The outcome of each routine can be summarized neatly:
· Heavy = Muscle
· Reps = Slim
· Entire body = Strength
· Core = Back, abdominals and the base of all your strength
Devising a routine is not complicated.
If you have invested in a book, it will have plenty of sample routines.
If you have done your homework on the gym, you can ask if an experienced member of staff to put your first plan together.
At the start of the six weeks, you need to weigh yourself and have someone take measurements of your neck, chest, arms, waist, quads, and calves. You should also consider a photograph as there is nothing more motivating than a before and after picture. Never forget to take your pencil and write down what you did and when. This information is vital at the end of the six weeks when you may decide you have lost enough fat and wish to start bulking up.
The power is in the repetition. And if you listen to too much ‘bro science’ and alter your routine during the six weeks, you will not be able to gauge the benefits.

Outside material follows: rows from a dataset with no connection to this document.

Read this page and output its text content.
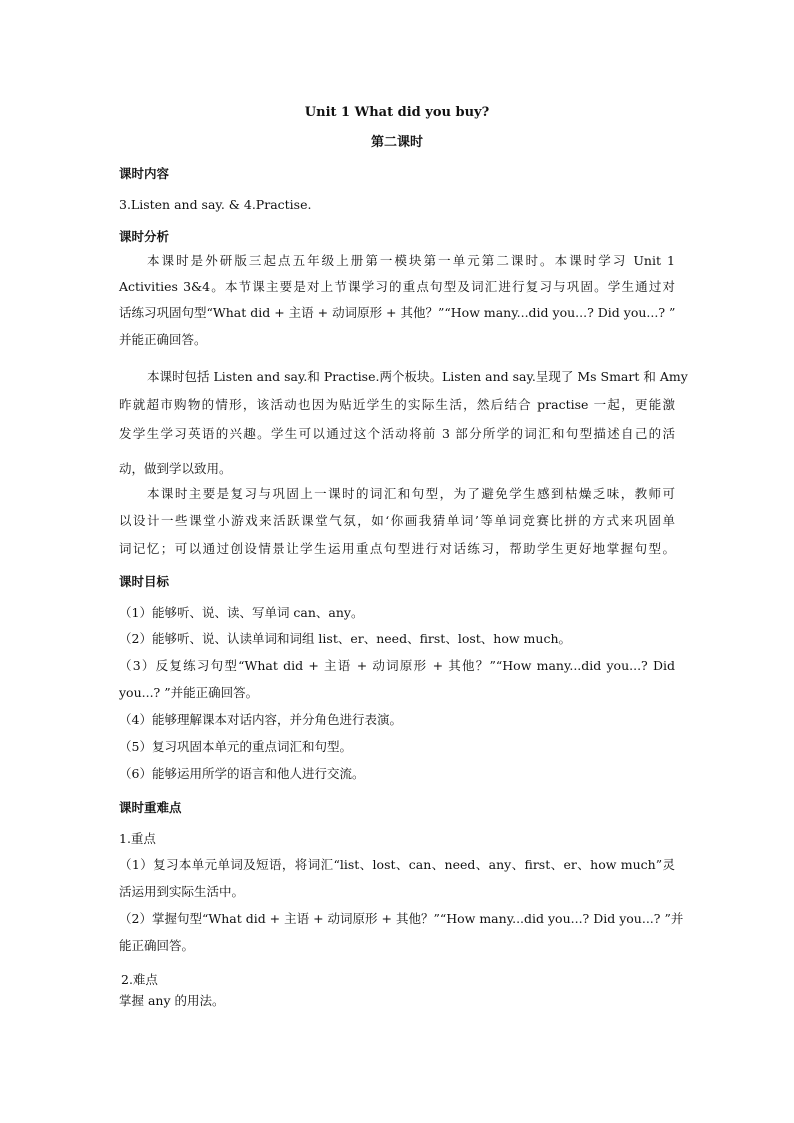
Unit 1 What did you buy?
第二课时
课时内容
3.Listen and say. & 4.Practise.
课时分析
本课时是外研版三起点五年级上册第一模块第一单元第二课时。本课时学习 Unit 1
Activities 3&4。本节课主要是对上节课学习的重点句型及词汇进行复习与巩固。学生通过对
话练习巩固句型“What did + 主语 + 动词原形 + 其他？”“How many...did you...? Did you...? ”
并能正确回答。
本课时包括 Listen and say.和 Practise.两个板块。Listen and say.呈现了 Ms Smart 和 Amy
昨就超市购物的情形，该活动也因为贴近学生的实际生活，然后结合 practise 一起，更能激
发学生学习英语的兴趣。学生可以通过这个活动将前 3 部分所学的词汇和句型描述自己的活
动，做到学以致用。
本课时主要是复习与巩固上一课时的词汇和句型，为了避免学生感到枯燥乏味，教师可
以设计一些课堂小游戏来活跃课堂气氛，如‘你画我猜单词’等单词竞赛比拼的方式来巩固单
词记忆；可以通过创设情景让学生运用重点句型进行对话练习，帮助学生更好地掌握句型。
课时目标
（1）能够听、说、读、写单词 can、any。
（2）能够听、说、认读单词和词组 list、er、need、first、lost、how much。
（3）反复练习句型“What did + 主语 + 动词原形 + 其他？”“How many...did you...? Did
you...? ”并能正确回答。
（4）能够理解课本对话内容，并分角色进行表演。
（5）复习巩固本单元的重点词汇和句型。
（6）能够运用所学的语言和他人进行交流。
课时重难点
1.重点
（1）复习本单元单词及短语，将词汇“list、lost、can、need、any、first、er、how much”灵
活运用到实际生活中。
（2）掌握句型“What did + 主语 + 动词原形 + 其他？”“How many...did you...? Did you...? ”并
能正确回答。
2.难点
掌握 any 的用法。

All the above is utterly useless unless you refuel your body with the correct nutrients.
How you fuel your body is as important as the weights you lift. You can bang away all day in the gym and see no results if you eat the wrong food. You do not need to spend a hundred hours scouring the web for advice. If you have done your pre-joining homework, a member of staff may write you an eating plan.
Eating plans are basic and easy to implement.
· Porridge is your friend, and 30 grams will fill you up
· Sweet potatoes are a must while white potatoes are no good
· Brown rice is in, white rice is out
· Turkey, chicken, fish and small quantities of beef are great. Pork has to go
· If it is green, eat it!
· If it is not real, then don’t eat it. Fresh food is your friend
· Tuna is the ultimate budget-buster if funds are low
Above all, have fun and never stop educating yourself.
Be consistent in your workouts and the experienced guys will take you seriously.
Learn your muscle groups and equipment then you can ask educated questions. Take your time to learn, don’t be the person labeled as ‘all the gear and no idea.’ Let other people introduce you to slang terms. Watch what other people are doing and, at a suitable time, ask them why they did X or Y before doing Z.
Above all never ask anyone in the gym if they want an invite to the gun show!
Keep it simple, have fun, look great, and make some new friends. The weights are waiting for you.